It’s noticeable that credit cards have gotten a very bad reputation over time. Credit cards are typically associated with negative connotations, such as high debt, bankruptcy, and simply fear. It’s time to stop misdirecting the blame of these negative attributes to an inanimate object and start looking at ourselves, the consumers. With proper money management education, we can curb a lot of household financial distress.
It is said that the average credit card debt per credit card holder is figured to be about $8,000. Of course, this number is skewed because a majority of consumers could have zero credit card debt, while the remaining have massive debt. It’s figures like these that have driven people away from leveraging their credit cards more often. However, the numbers themselves do not speak the whole truth.

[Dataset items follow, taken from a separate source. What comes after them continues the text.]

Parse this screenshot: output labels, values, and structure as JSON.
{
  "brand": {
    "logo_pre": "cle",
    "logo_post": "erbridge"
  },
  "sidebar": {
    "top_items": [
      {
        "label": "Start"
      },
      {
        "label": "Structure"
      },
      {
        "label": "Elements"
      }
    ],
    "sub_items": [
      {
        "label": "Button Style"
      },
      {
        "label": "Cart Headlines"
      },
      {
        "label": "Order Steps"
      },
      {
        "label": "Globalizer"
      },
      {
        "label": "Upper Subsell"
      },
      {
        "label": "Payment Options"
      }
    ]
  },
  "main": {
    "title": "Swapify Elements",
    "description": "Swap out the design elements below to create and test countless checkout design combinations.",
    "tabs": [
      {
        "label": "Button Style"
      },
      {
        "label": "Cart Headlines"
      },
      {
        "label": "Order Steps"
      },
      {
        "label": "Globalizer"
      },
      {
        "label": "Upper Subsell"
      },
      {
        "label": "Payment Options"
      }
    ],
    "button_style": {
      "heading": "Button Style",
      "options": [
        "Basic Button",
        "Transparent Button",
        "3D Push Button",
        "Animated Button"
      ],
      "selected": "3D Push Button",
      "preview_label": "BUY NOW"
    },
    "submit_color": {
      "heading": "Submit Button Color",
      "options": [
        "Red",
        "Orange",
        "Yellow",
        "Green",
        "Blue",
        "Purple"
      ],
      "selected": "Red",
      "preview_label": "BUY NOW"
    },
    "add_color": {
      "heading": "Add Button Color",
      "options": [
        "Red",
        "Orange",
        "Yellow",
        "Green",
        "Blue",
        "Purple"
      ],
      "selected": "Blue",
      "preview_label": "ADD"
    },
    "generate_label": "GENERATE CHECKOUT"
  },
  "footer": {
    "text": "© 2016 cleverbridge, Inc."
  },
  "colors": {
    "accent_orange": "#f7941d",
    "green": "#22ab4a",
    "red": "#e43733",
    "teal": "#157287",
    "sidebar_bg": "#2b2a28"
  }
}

There is a difference between good debt and bad debt. Good debt is typically associated with investments that will help generate additional value in the long run (e.g. education, office equipment, advertising, etc). Bad debt is something we are more commonly aware of, which are purchases that are not necessary for survival nor generates/appreciates in value over time. These are also referred to as luxury items. Though the amount of credit card debt may be massive on one end of the spectrum, who is to say that it is not being used for good debt?

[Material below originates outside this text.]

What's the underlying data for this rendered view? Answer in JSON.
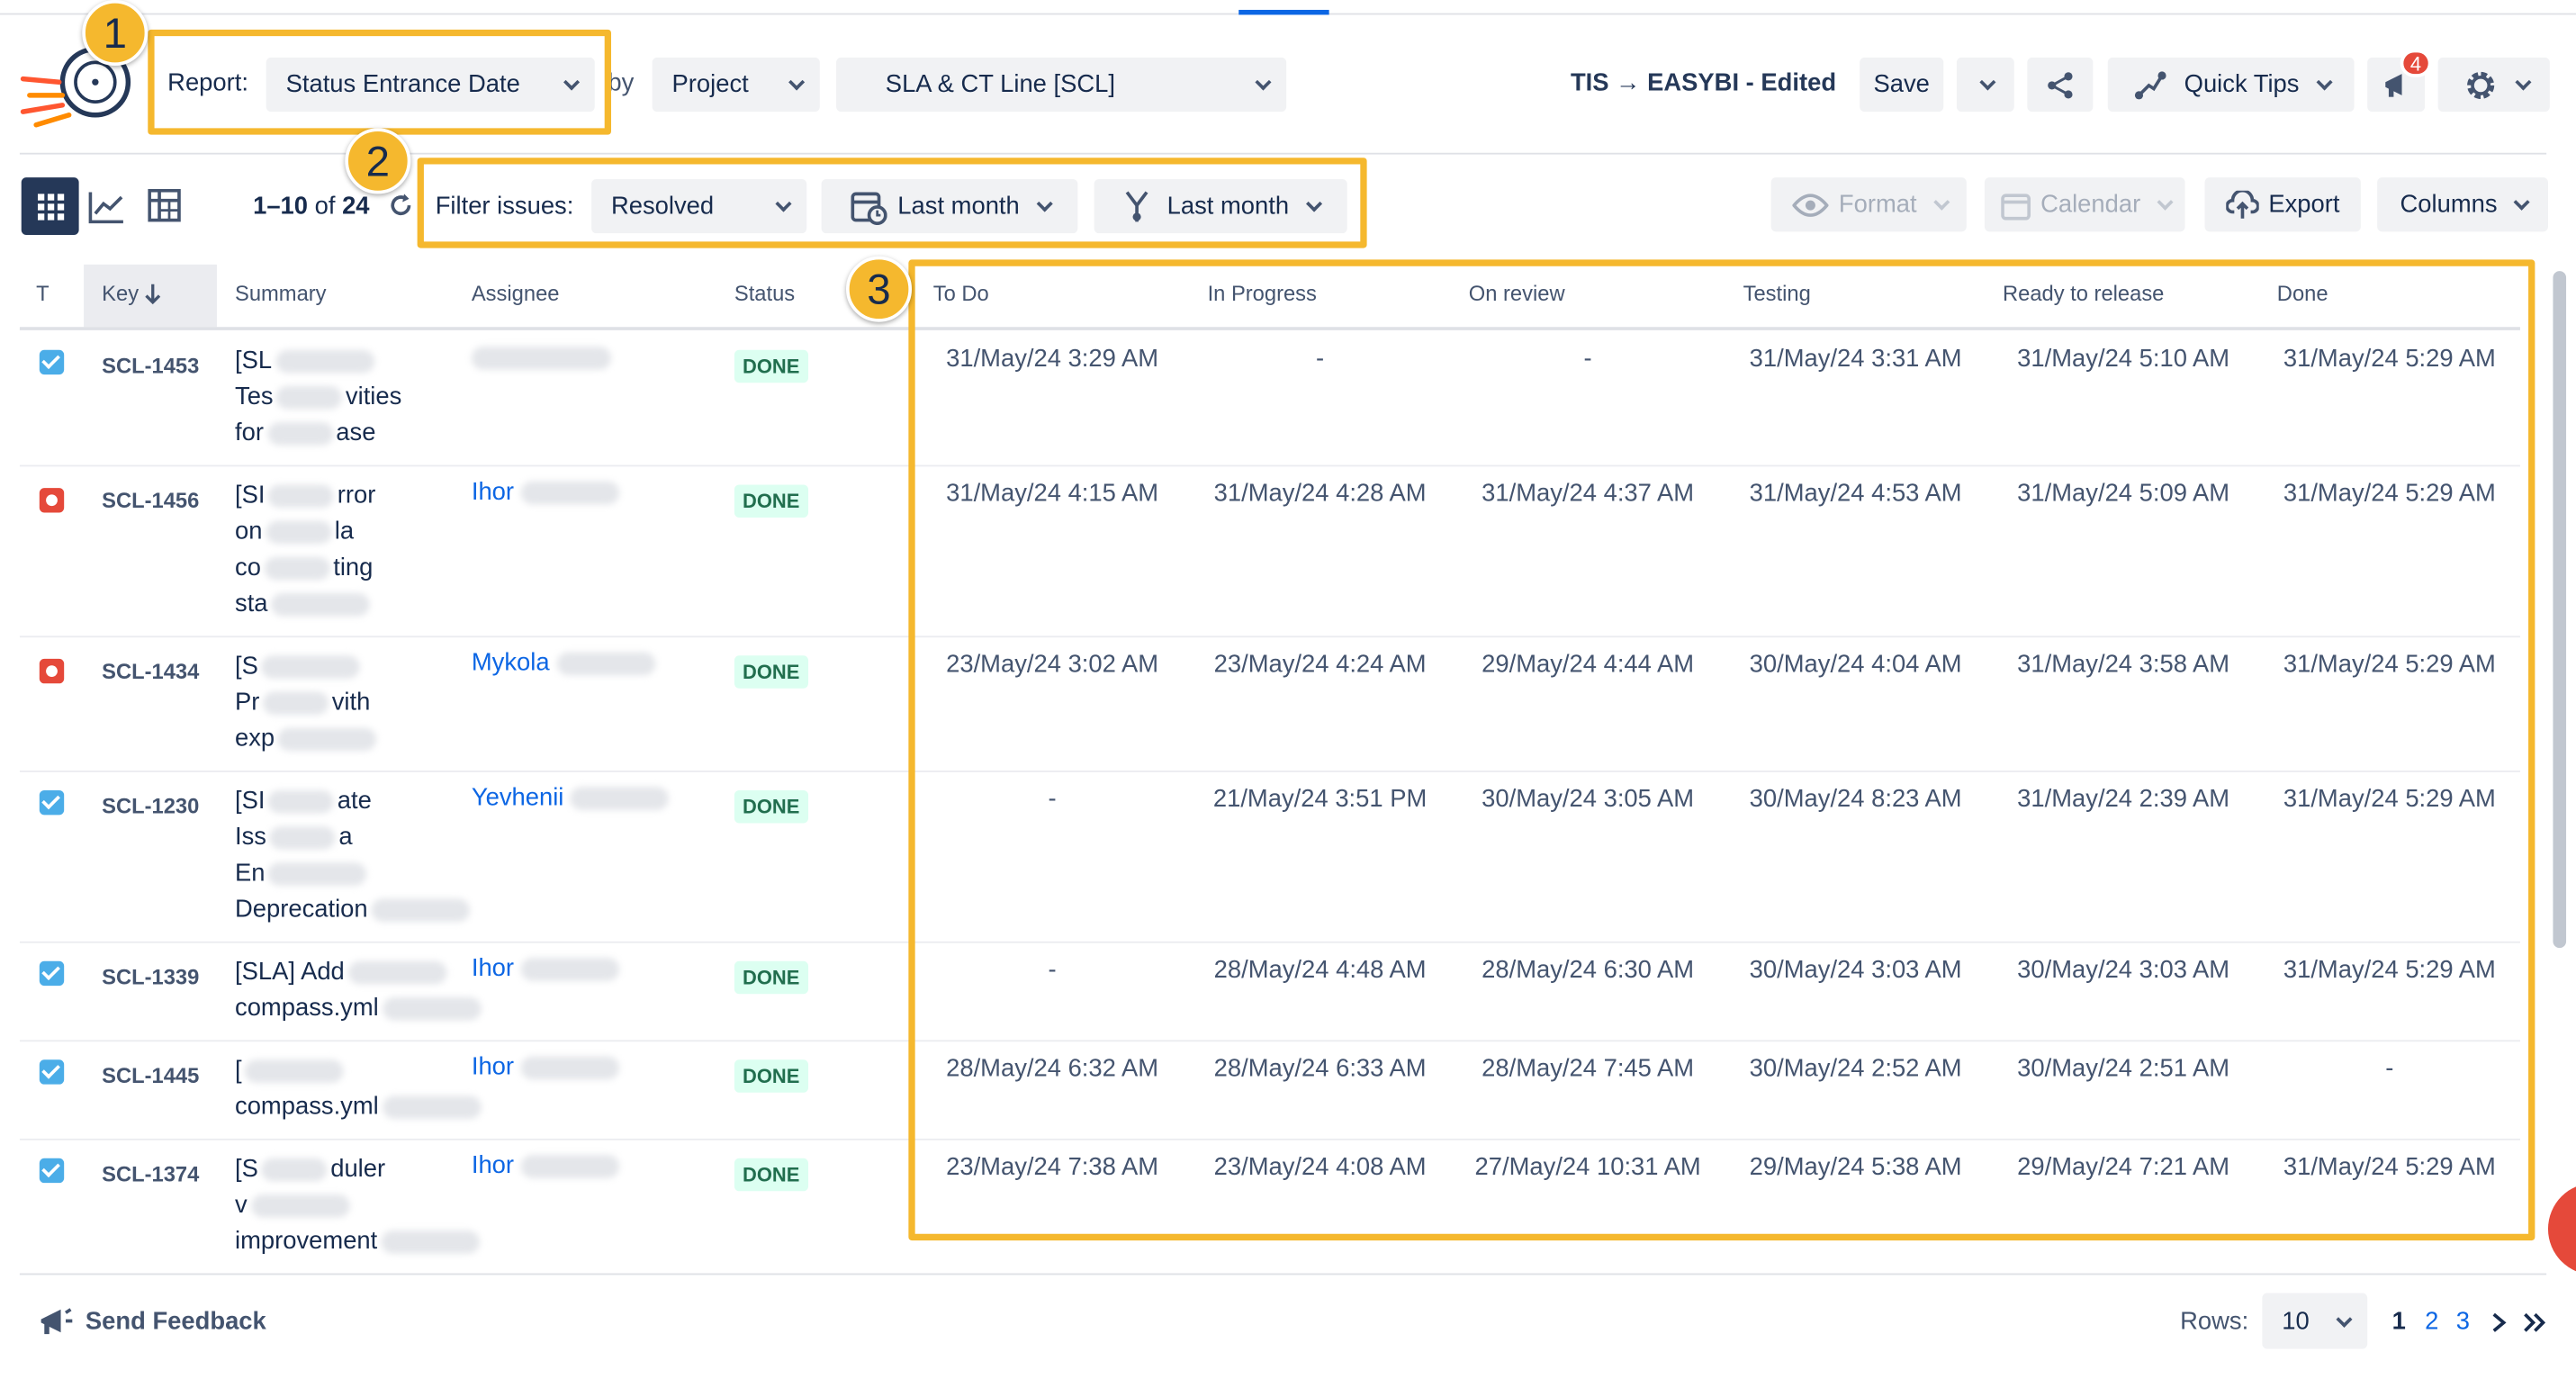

Aside from the “high average debt”, credit card companies are also perceived as vultures for targeting unassuming consumers. And though, it’s true, there are some companies that prey on consumers lack of due diligence (e.g. the Kardashian Kard), most do not. They only provide the applicant with what they calculate he/she can handle, especially since financial institutions are so adverse to extending credit nowadays. Just because financial institutions distribute the cards does not mean we should be condemning them either. It’s up to the consumer to ensure they understand the terms they are getting themselves into and the best option for them.
The real concern of credit card usage lays with the consumers that are not living within their means and are over consuming luxury items. Their finger should point to themselves for getting placed in this predicament. The question is then, how do we solve this? The answer: provide better and earlier education in financial/money management. Without proper education, the amount of bad debt consumers incur will continually grow, no accountability for their own actions will be taken, and the economy will be hurt even more.

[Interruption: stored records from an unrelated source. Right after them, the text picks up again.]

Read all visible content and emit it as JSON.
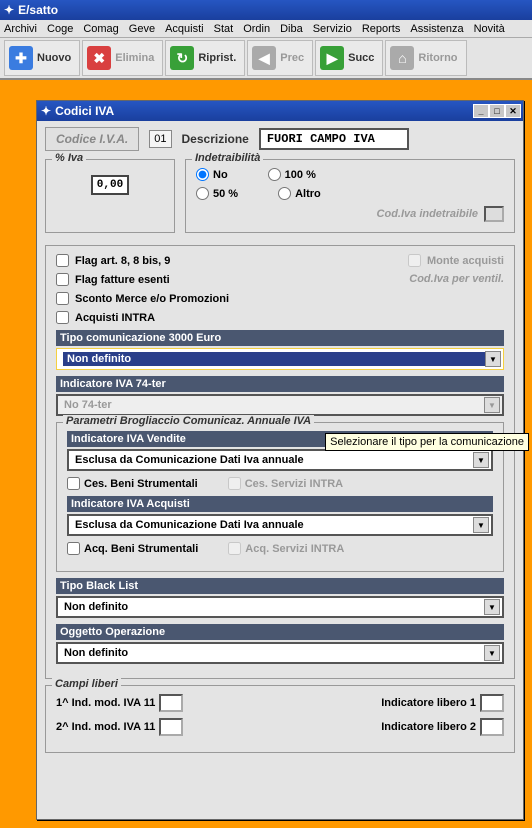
{
  "app": {
    "title": "E/satto"
  },
  "menu": [
    "Archivi",
    "Coge",
    "Comag",
    "Geve",
    "Acquisti",
    "Stat",
    "Ordin",
    "Diba",
    "Servizio",
    "Reports",
    "Assistenza",
    "Novità"
  ],
  "toolbar": {
    "nuovo": "Nuovo",
    "elimina": "Elimina",
    "riprist": "Riprist.",
    "prec": "Prec",
    "succ": "Succ",
    "ritorno": "Ritorno"
  },
  "child": {
    "title": "Codici IVA",
    "codice_btn": "Codice I.V.A.",
    "codice_val": "01",
    "descrizione_label": "Descrizione",
    "descrizione_val": "FUORI CAMPO IVA"
  },
  "perc_iva": {
    "legend": "% Iva",
    "value": "0,00"
  },
  "indet": {
    "legend": "Indetraibilità",
    "no": "No",
    "p100": "100 %",
    "p50": "50 %",
    "altro": "Altro",
    "cod_label": "Cod.Iva indetraibile"
  },
  "flags": {
    "art8": "Flag art. 8, 8 bis, 9",
    "monte": "Monte acquisti",
    "fatture": "Flag fatture esenti",
    "ventil": "Cod.Iva per ventil.",
    "sconto": "Sconto Merce e/o Promozioni",
    "acquisti": "Acquisti INTRA"
  },
  "tipo3000": {
    "header": "Tipo comunicazione 3000 Euro",
    "value": "Non definito",
    "tooltip": "Selezionare il tipo per la comunicazione"
  },
  "iva74": {
    "header": "Indicatore IVA 74-ter",
    "value": "No 74-ter"
  },
  "brog": {
    "legend": "Parametri Brogliaccio Comunicaz. Annuale IVA",
    "vendite_h": "Indicatore IVA Vendite",
    "vendite_v": "Esclusa da Comunicazione Dati Iva annuale",
    "ces_beni": "Ces. Beni Strumentali",
    "ces_serv": "Ces. Servizi INTRA",
    "acq_h": "Indicatore IVA Acquisti",
    "acq_v": "Esclusa da Comunicazione Dati Iva annuale",
    "acq_beni": "Acq. Beni Strumentali",
    "acq_serv": "Acq. Servizi INTRA"
  },
  "blacklist": {
    "header": "Tipo Black List",
    "value": "Non definito"
  },
  "oggetto": {
    "header": "Oggetto Operazione",
    "value": "Non definito"
  },
  "campi": {
    "legend": "Campi liberi",
    "ind1": "1^ Ind. mod. IVA 11",
    "ind2": "2^ Ind. mod. IVA 11",
    "lib1": "Indicatore libero 1",
    "lib2": "Indicatore libero 2"
  }
}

The initiative to solve this problem is underway, such as the Ariel Elementary Community Academy mentioned in the article,teaching kids about money. And other resources, provided by CreditCard.com, allow consumers to determine which cards are available for them and and list of their terms and benefits.
As some of you may have noticed, a list of examples for luxury items was not provided, because there’s always a way to rationalize how it can be considered an investment. But let’s be honest with ourselves, we know what we need to survive, what truly generates value, and what we simply want because of the “cool factor”.